How to fix a bad EGR valve?
Not all problems with the EGR valve mean you have to replace the entire component. In many cases, you can clean or repair the valve. Identifying the specific problem using the testing methods above will tell you whether you can fix the valve or it’s time for a new one.
Start by cleaning the valve to make sure it’s not simply sealed shut by carbon build-up. The process is slightly different, depending on if you have a mechanical or an electronic EGR valve.
Cleaning mechanical EGR valves:
- Disconnect the vacuum hose and spray it with a carburetor cleaner. If there’s a visible build-up, clean it out with a pipe cleaner.
- Remove any bolts attaching the valve to the engine and the mounting gasket. Check the mounting gasket for tears or damage from oil and debris. If it’s compromised, replace it; if it seems fine, set it aside to re-use it.
- Clean all the ports on the valve with a toothbrush and carburetor cleaner. Thoroughly remove any visible build-up, so the diaphragm moves freely.
- Replace the mounting gasket and bolts and reattach the hose.
Cleaning electronic EGR valves:
- Disconnect the negative terminal on your car’s battery to avoid short-circuits.
- Disconnect the vacuum hose. Remove any bolts attaching the valve to the engine and any sensors connecting it to other systems. Also, remove and inspect the mounting gasket as described in step 2 above.
- Spray the EGR valve with a carburetor cleaner, being careful to avoid any electronic circuits, connections, or sensors. If these areas require cleaning, you’ll need to buy a specific cleaner designed for electronic components. Don’t use a carburetor cleaner, which will likely damage them.

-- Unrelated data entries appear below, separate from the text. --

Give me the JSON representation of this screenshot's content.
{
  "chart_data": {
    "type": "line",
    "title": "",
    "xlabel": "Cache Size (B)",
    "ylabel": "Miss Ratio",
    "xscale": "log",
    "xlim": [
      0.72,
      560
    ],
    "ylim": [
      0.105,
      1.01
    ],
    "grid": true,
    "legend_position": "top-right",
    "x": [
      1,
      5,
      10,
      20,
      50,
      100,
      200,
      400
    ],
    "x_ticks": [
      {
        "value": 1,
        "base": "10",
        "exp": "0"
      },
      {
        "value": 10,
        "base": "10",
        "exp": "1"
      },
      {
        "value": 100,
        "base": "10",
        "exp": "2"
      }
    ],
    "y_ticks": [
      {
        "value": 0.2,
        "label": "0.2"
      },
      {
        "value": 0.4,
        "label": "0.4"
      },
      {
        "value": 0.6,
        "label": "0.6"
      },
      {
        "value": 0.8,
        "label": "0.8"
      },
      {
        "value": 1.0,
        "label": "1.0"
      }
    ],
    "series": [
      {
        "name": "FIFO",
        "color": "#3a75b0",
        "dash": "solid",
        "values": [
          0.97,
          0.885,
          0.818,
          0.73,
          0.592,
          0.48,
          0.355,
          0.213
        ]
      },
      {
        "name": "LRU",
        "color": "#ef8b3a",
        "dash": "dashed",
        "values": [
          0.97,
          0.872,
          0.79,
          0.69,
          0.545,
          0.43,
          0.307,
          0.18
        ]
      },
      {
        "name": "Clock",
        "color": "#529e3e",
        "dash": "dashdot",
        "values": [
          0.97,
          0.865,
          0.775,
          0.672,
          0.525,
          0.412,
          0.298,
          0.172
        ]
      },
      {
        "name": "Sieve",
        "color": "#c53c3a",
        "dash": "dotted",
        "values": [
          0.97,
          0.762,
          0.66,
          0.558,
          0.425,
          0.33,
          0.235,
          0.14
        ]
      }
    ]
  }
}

- Spray all connecting hoses with carburetor cleaner, using a pipe cleaner to remove visible build-up. Again, be careful not to spray any sensors or electronic connections.
- Replace the mounting gasket and bolts and reattach the hose.
- Reconnect your battery.
After you’ve cleaned the EGR valve, test it again using the methods above. If it still fails, you likely need a new one. Note the exact part number on your valve to ensure you’re buying the right replacement. Once you have the new valve, replacing it is easy:
- Disconnect the negative terminal on your car’s battery.

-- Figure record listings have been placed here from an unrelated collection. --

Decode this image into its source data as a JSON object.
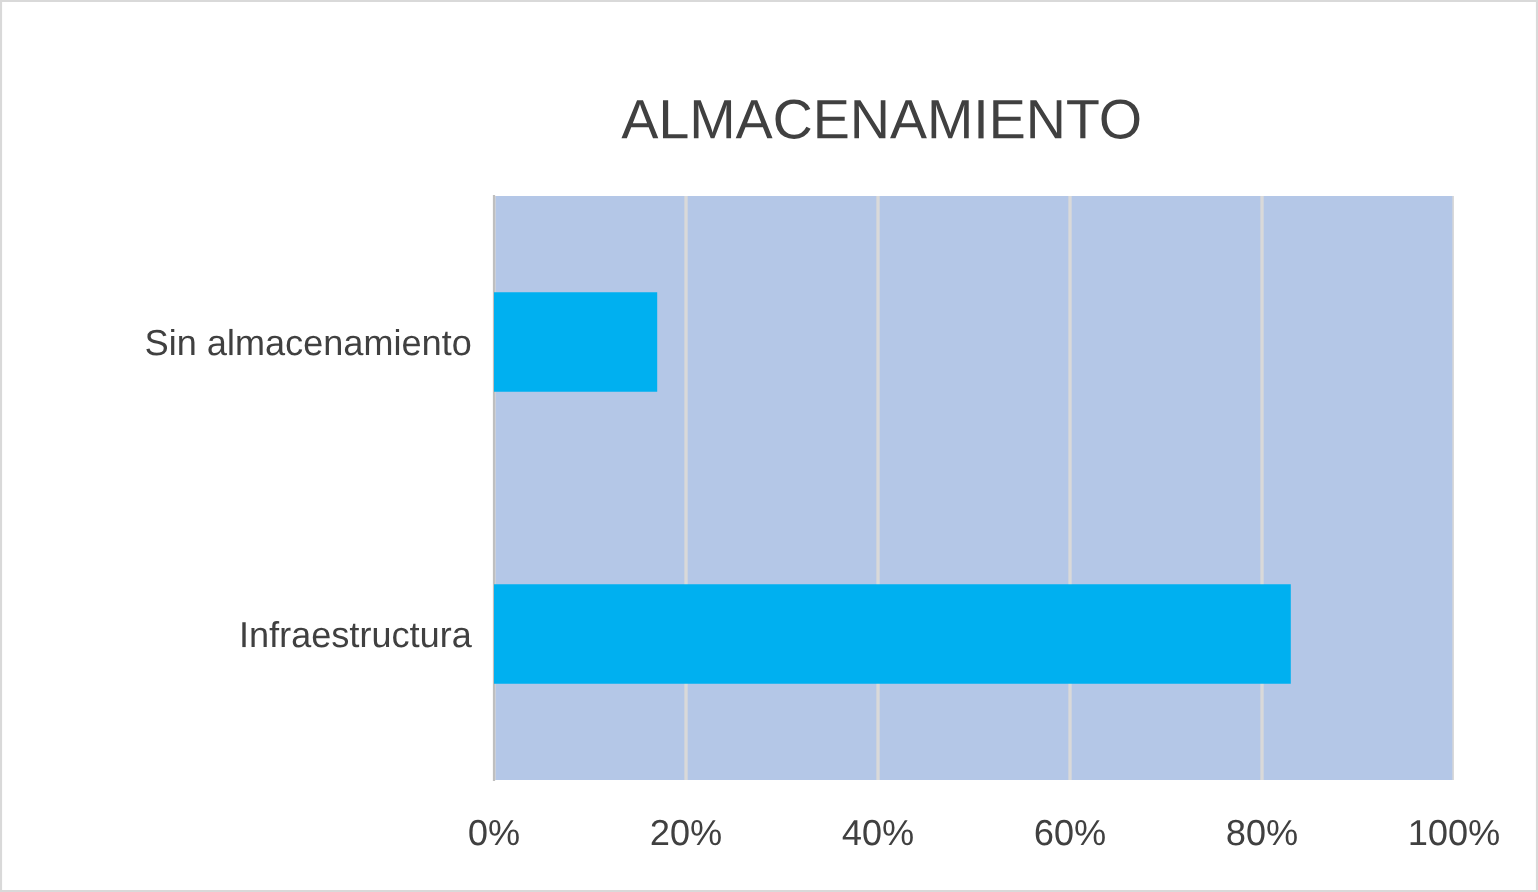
{
  "chart_data": {
    "type": "bar",
    "orientation": "horizontal",
    "title": "ALMACENAMIENTO",
    "categories": [
      "Sin almacenamiento",
      "Infraestructura"
    ],
    "values": [
      17,
      83
    ],
    "color": "#00b0f0",
    "xlim": [
      0,
      100
    ],
    "xticks": [
      {
        "value": 0,
        "label": "0%"
      },
      {
        "value": 20,
        "label": "20%"
      },
      {
        "value": 40,
        "label": "40%"
      },
      {
        "value": 60,
        "label": "60%"
      },
      {
        "value": 80,
        "label": "80%"
      },
      {
        "value": 100,
        "label": "100%"
      }
    ],
    "grid": "x",
    "legend": false
  }
}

- Disconnect the vacuum hose and inspect it for damage. If you notice rips or persistent build-up, replace the hose.
- Remove any bolts attaching the valve to the engine.
- Remove the EGR valve and replace it with the new one.

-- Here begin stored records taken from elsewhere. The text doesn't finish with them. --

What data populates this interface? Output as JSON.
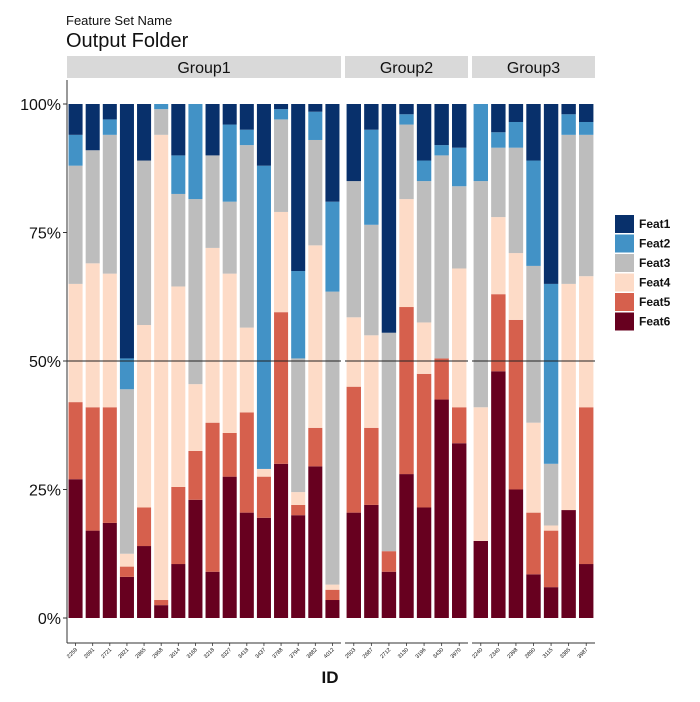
{
  "header": {
    "subtitle": "Feature Set Name",
    "title": "Output Folder"
  },
  "chart_data": {
    "type": "bar",
    "stacked": true,
    "normalized": true,
    "xlabel": "ID",
    "ylabel": "",
    "ylim": [
      0,
      1
    ],
    "yticks": [
      "0%",
      "25%",
      "50%",
      "75%",
      "100%"
    ],
    "reference_line": 0.5,
    "legend_placement": "right",
    "features": [
      "Feat1",
      "Feat2",
      "Feat3",
      "Feat4",
      "Feat5",
      "Feat6"
    ],
    "colors": {
      "Feat1": "#08306b",
      "Feat2": "#4292c6",
      "Feat3": "#bdbdbd",
      "Feat4": "#fddbc7",
      "Feat5": "#d6604d",
      "Feat6": "#67001f"
    },
    "groups": [
      {
        "name": "Group1",
        "samples": [
          {
            "id": "2259",
            "values": {
              "Feat6": 0.27,
              "Feat5": 0.15,
              "Feat4": 0.23,
              "Feat3": 0.23,
              "Feat2": 0.06,
              "Feat1": 0.06
            }
          },
          {
            "id": "2691",
            "values": {
              "Feat6": 0.17,
              "Feat5": 0.24,
              "Feat4": 0.28,
              "Feat3": 0.22,
              "Feat2": 0.0,
              "Feat1": 0.09
            }
          },
          {
            "id": "2721",
            "values": {
              "Feat6": 0.185,
              "Feat5": 0.225,
              "Feat4": 0.26,
              "Feat3": 0.27,
              "Feat2": 0.03,
              "Feat1": 0.03
            }
          },
          {
            "id": "2821",
            "values": {
              "Feat6": 0.08,
              "Feat5": 0.02,
              "Feat4": 0.025,
              "Feat3": 0.32,
              "Feat2": 0.06,
              "Feat1": 0.495
            }
          },
          {
            "id": "2865",
            "values": {
              "Feat6": 0.14,
              "Feat5": 0.075,
              "Feat4": 0.355,
              "Feat3": 0.32,
              "Feat2": 0.0,
              "Feat1": 0.11
            }
          },
          {
            "id": "2958",
            "values": {
              "Feat6": 0.025,
              "Feat5": 0.01,
              "Feat4": 0.905,
              "Feat3": 0.05,
              "Feat2": 0.01,
              "Feat1": 0.0
            }
          },
          {
            "id": "3014",
            "values": {
              "Feat6": 0.105,
              "Feat5": 0.15,
              "Feat4": 0.39,
              "Feat3": 0.18,
              "Feat2": 0.075,
              "Feat1": 0.1
            }
          },
          {
            "id": "3168",
            "values": {
              "Feat6": 0.23,
              "Feat5": 0.095,
              "Feat4": 0.13,
              "Feat3": 0.36,
              "Feat2": 0.185,
              "Feat1": 0.0
            }
          },
          {
            "id": "3218",
            "values": {
              "Feat6": 0.09,
              "Feat5": 0.29,
              "Feat4": 0.34,
              "Feat3": 0.18,
              "Feat2": 0.0,
              "Feat1": 0.1
            }
          },
          {
            "id": "3327",
            "values": {
              "Feat6": 0.275,
              "Feat5": 0.085,
              "Feat4": 0.31,
              "Feat3": 0.14,
              "Feat2": 0.15,
              "Feat1": 0.04
            }
          },
          {
            "id": "3418",
            "values": {
              "Feat6": 0.205,
              "Feat5": 0.195,
              "Feat4": 0.165,
              "Feat3": 0.355,
              "Feat2": 0.03,
              "Feat1": 0.05
            }
          },
          {
            "id": "3437",
            "values": {
              "Feat6": 0.195,
              "Feat5": 0.08,
              "Feat4": 0.015,
              "Feat3": 0.0,
              "Feat2": 0.59,
              "Feat1": 0.12
            }
          },
          {
            "id": "3788",
            "values": {
              "Feat6": 0.3,
              "Feat5": 0.295,
              "Feat4": 0.195,
              "Feat3": 0.18,
              "Feat2": 0.02,
              "Feat1": 0.01
            }
          },
          {
            "id": "3794",
            "values": {
              "Feat6": 0.2,
              "Feat5": 0.02,
              "Feat4": 0.025,
              "Feat3": 0.26,
              "Feat2": 0.17,
              "Feat1": 0.325
            }
          },
          {
            "id": "3882",
            "values": {
              "Feat6": 0.295,
              "Feat5": 0.075,
              "Feat4": 0.355,
              "Feat3": 0.205,
              "Feat2": 0.055,
              "Feat1": 0.015
            }
          },
          {
            "id": "4012",
            "values": {
              "Feat6": 0.035,
              "Feat5": 0.02,
              "Feat4": 0.01,
              "Feat3": 0.57,
              "Feat2": 0.175,
              "Feat1": 0.19
            }
          }
        ]
      },
      {
        "name": "Group2",
        "samples": [
          {
            "id": "2503",
            "values": {
              "Feat6": 0.205,
              "Feat5": 0.245,
              "Feat4": 0.135,
              "Feat3": 0.265,
              "Feat2": 0.0,
              "Feat1": 0.15
            }
          },
          {
            "id": "2687",
            "values": {
              "Feat6": 0.22,
              "Feat5": 0.15,
              "Feat4": 0.18,
              "Feat3": 0.215,
              "Feat2": 0.185,
              "Feat1": 0.05
            }
          },
          {
            "id": "2712",
            "values": {
              "Feat6": 0.09,
              "Feat5": 0.04,
              "Feat4": 0.0,
              "Feat3": 0.425,
              "Feat2": 0.0,
              "Feat1": 0.445
            }
          },
          {
            "id": "3130",
            "values": {
              "Feat6": 0.28,
              "Feat5": 0.325,
              "Feat4": 0.21,
              "Feat3": 0.145,
              "Feat2": 0.02,
              "Feat1": 0.02
            }
          },
          {
            "id": "3196",
            "values": {
              "Feat6": 0.215,
              "Feat5": 0.26,
              "Feat4": 0.1,
              "Feat3": 0.275,
              "Feat2": 0.04,
              "Feat1": 0.11
            }
          },
          {
            "id": "3430",
            "values": {
              "Feat6": 0.425,
              "Feat5": 0.08,
              "Feat4": 0.0,
              "Feat3": 0.395,
              "Feat2": 0.02,
              "Feat1": 0.08
            }
          },
          {
            "id": "3970",
            "values": {
              "Feat6": 0.34,
              "Feat5": 0.07,
              "Feat4": 0.27,
              "Feat3": 0.16,
              "Feat2": 0.075,
              "Feat1": 0.085
            }
          }
        ]
      },
      {
        "name": "Group3",
        "samples": [
          {
            "id": "2240",
            "values": {
              "Feat6": 0.15,
              "Feat5": 0.0,
              "Feat4": 0.26,
              "Feat3": 0.44,
              "Feat2": 0.15,
              "Feat1": 0.0
            }
          },
          {
            "id": "2340",
            "values": {
              "Feat6": 0.48,
              "Feat5": 0.15,
              "Feat4": 0.15,
              "Feat3": 0.135,
              "Feat2": 0.03,
              "Feat1": 0.055
            }
          },
          {
            "id": "2398",
            "values": {
              "Feat6": 0.25,
              "Feat5": 0.33,
              "Feat4": 0.13,
              "Feat3": 0.205,
              "Feat2": 0.05,
              "Feat1": 0.035
            }
          },
          {
            "id": "2890",
            "values": {
              "Feat6": 0.085,
              "Feat5": 0.12,
              "Feat4": 0.175,
              "Feat3": 0.305,
              "Feat2": 0.205,
              "Feat1": 0.11
            }
          },
          {
            "id": "3115",
            "values": {
              "Feat6": 0.06,
              "Feat5": 0.11,
              "Feat4": 0.01,
              "Feat3": 0.12,
              "Feat2": 0.35,
              "Feat1": 0.35
            }
          },
          {
            "id": "3385",
            "values": {
              "Feat6": 0.21,
              "Feat5": 0.0,
              "Feat4": 0.44,
              "Feat3": 0.29,
              "Feat2": 0.04,
              "Feat1": 0.02
            }
          },
          {
            "id": "3987",
            "values": {
              "Feat6": 0.105,
              "Feat5": 0.305,
              "Feat4": 0.255,
              "Feat3": 0.275,
              "Feat2": 0.025,
              "Feat1": 0.035
            }
          }
        ]
      }
    ]
  }
}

- Bolt the new EGR valve in place and reattach the vacuum hose.
- Reconnect the battery. Start your car, use your OBDII scan tool to clear trouble codes, and reset the check engine light.
It’s always a good idea to do a test drive after replacing any engine component, just to make sure everything’s working correctly. Clear the trouble codes first, so you can be made aware of any new ones that pop up.
And that’s all there is to it! As you can see, cleaning and replacing the EGR valve is easy once you know what you’re looking for. This easy fix will greatly improve your car’s performance and make sure you never fail an emission test.